On Friday, Denyayev's commanders told him that he would face a criminal investigation over the accident.
Investigators say he mistakenly threw an artillery shell still containing a detonator onto other shells ready for disposal, which triggered an explosion and the subsequent blaze.
When powerful blasts broke the silence in the sunny afternoon, shattering windows of the nearby buildings, residents in the Urals village rushed to leave their houses, many of which burst into flames soon afterwards. Local officials said 120-mm artillery shells were exploding at the depot.
"There is a cannonade in Urman Village. Shell explosions are coming one after another," Rustem Khamitov, the leader of the Bashkortostan Republic, reported in his blog. "Shells, splinters and ash are falling from above. Heavy smoke has filled the air..."
Official reports said no one had been killed in Thursday's accident, but the damage caused by Denyayev was estimated to exceed 100 million rubles ($3.5 million). Alexei Sadovsky of the Central Military District investigation directorate said Denyayev had pleaded guilty.
Sadovsky could not specify how much time had passed between the moment when Denyayev threw his ill-fated shell and the first blast, saying that investigators were working to establish the details.
"If he threw this shell, an explosion would have occurred immediately and everyone would have been killed, given the power of a 120-mm shell," says military expert Ivan Konovalov. "But there was no explosion. There was a fire, and explosions followed later. It's very strange."
Just another accident
The fire in Urman is a continuation in the series of accidents at Russia's military bases last year.

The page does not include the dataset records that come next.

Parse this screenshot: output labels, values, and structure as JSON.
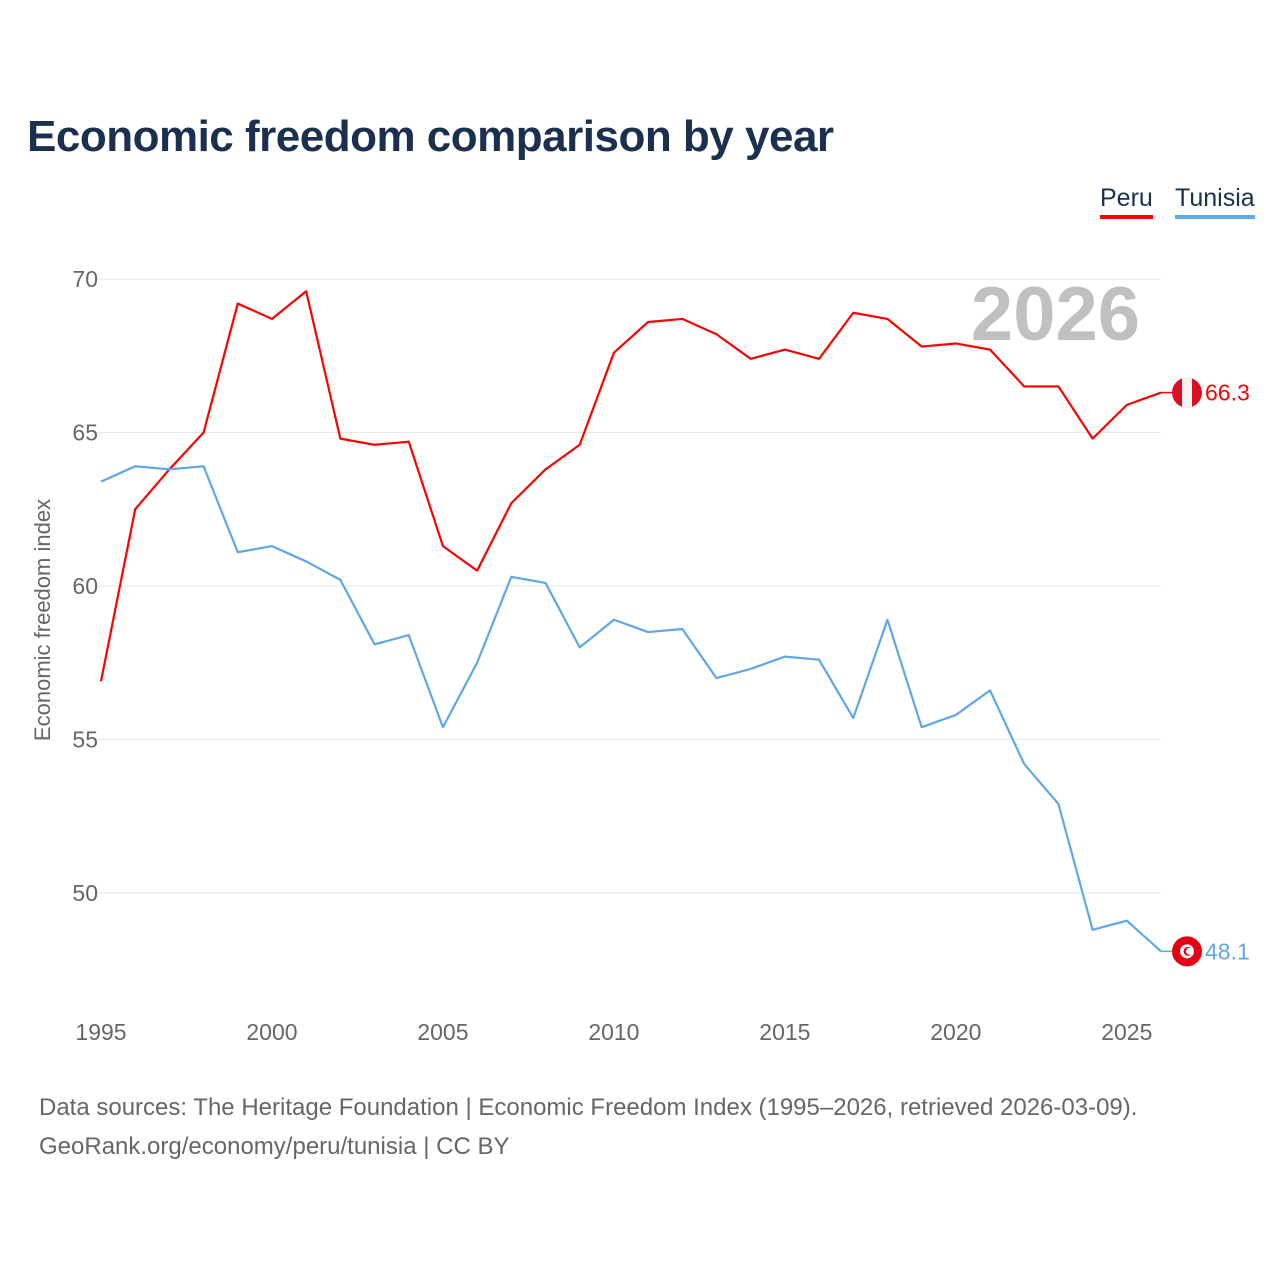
{
  "chart_data": {
    "type": "line",
    "title": "Economic freedom comparison by year",
    "xlabel": "",
    "ylabel": "Economic freedom index",
    "watermark_year": "2026",
    "x": [
      1995,
      1996,
      1997,
      1998,
      1999,
      2000,
      2001,
      2002,
      2003,
      2004,
      2005,
      2006,
      2007,
      2008,
      2009,
      2010,
      2011,
      2012,
      2013,
      2014,
      2015,
      2016,
      2017,
      2018,
      2019,
      2020,
      2021,
      2022,
      2023,
      2024,
      2025,
      2026
    ],
    "xticks": [
      "1995",
      "2000",
      "2005",
      "2010",
      "2015",
      "2020",
      "2025"
    ],
    "yticks": [
      "50",
      "55",
      "60",
      "65",
      "70"
    ],
    "ylim": [
      46.2,
      72
    ],
    "xlim": [
      1995,
      2026
    ],
    "grid": true,
    "legend": "top-right",
    "series": [
      {
        "name": "Peru",
        "color": "#ff0000",
        "end_label": "66.3",
        "flag": "peru-flag",
        "values": [
          56.9,
          62.5,
          63.8,
          65.0,
          69.2,
          68.7,
          69.6,
          64.8,
          64.6,
          64.7,
          61.3,
          60.5,
          62.7,
          63.8,
          64.6,
          67.6,
          68.6,
          68.7,
          68.2,
          67.4,
          67.7,
          67.4,
          68.9,
          68.7,
          67.8,
          67.9,
          67.7,
          66.5,
          66.5,
          64.8,
          65.9,
          66.3
        ]
      },
      {
        "name": "Tunisia",
        "color": "#5ea7ea",
        "end_label": "48.1",
        "flag": "tunisia-flag",
        "values": [
          63.4,
          63.9,
          63.8,
          63.9,
          61.1,
          61.3,
          60.8,
          60.2,
          58.1,
          58.4,
          55.4,
          57.5,
          60.3,
          60.1,
          58.0,
          58.9,
          58.5,
          58.6,
          57.0,
          57.3,
          57.7,
          57.6,
          55.7,
          58.9,
          55.4,
          55.8,
          56.6,
          54.2,
          52.9,
          48.8,
          49.1,
          48.1
        ]
      }
    ]
  },
  "footer": {
    "line1": "Data sources: The Heritage Foundation | Economic Freedom Index (1995–2026, retrieved 2026-03-09).",
    "line2": "GeoRank.org/economy/peru/tunisia | CC BY"
  }
}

Last June, one person was killed and several dozen injured as old ammunition exploded at a military base in central Russia while being unloaded.
In November last year, a total of ten people were killed by two explosions at an arms depot in the city of Ulyanovsk in Russia's Volga region, which occurred with a 10-day interval. Russian President Dmitry Medvedev described the tragedy as a "shame" and fired several high-ranking military officials.
"Given the scale of Thursday's accident, it was very lucky that no one was killed," says Veronika Marchenko, who heads the Moscow-based Mother's Right foundation, a nongovernmental organization helping families whose sons died or received serious injuries during their military service.
Similar cases, which are "very widespread," unveil serious violations in safety at Russian military bases, she says.
Fatal negligence
Despite a decade-long debate on the number of professional servicemen in Russia's armed forces, they still largely rely on conscription. All Russian men between the ages of 18 and 27 are obliged by law to perform one year of military service.
According to the Russian military authorities, 478 soldiers died in Russia last year in non-combat situations. Accidents, including those due to violations in weapons handling, are the most widespread in the military.
The Mother's Right foundation says that of more than 4,000 families who turned to them for help in 2010, one-third had sons who died in accidents. Other reasons were suicides, illness and "acts of harassment"; only 2 percent of the deaths were combat-related.
Officers' negligence is often to blame for those accidents, Marchenko says. Many of the cases documented by the Mother's Right foundation show that soldiers were ordered to do dangerous jobs without proper instructions, which often resulted in casualties, she says.
"A private may be guilty if he is the one who caused the direct damage," she says. "But there are people who should have taught this private how to handle arms and how to dispose of a shell the right way."
The fire in the Urals village was reported to have been extinguished late on Friday. The local authorities have announced that the troubled arms depot will be closed.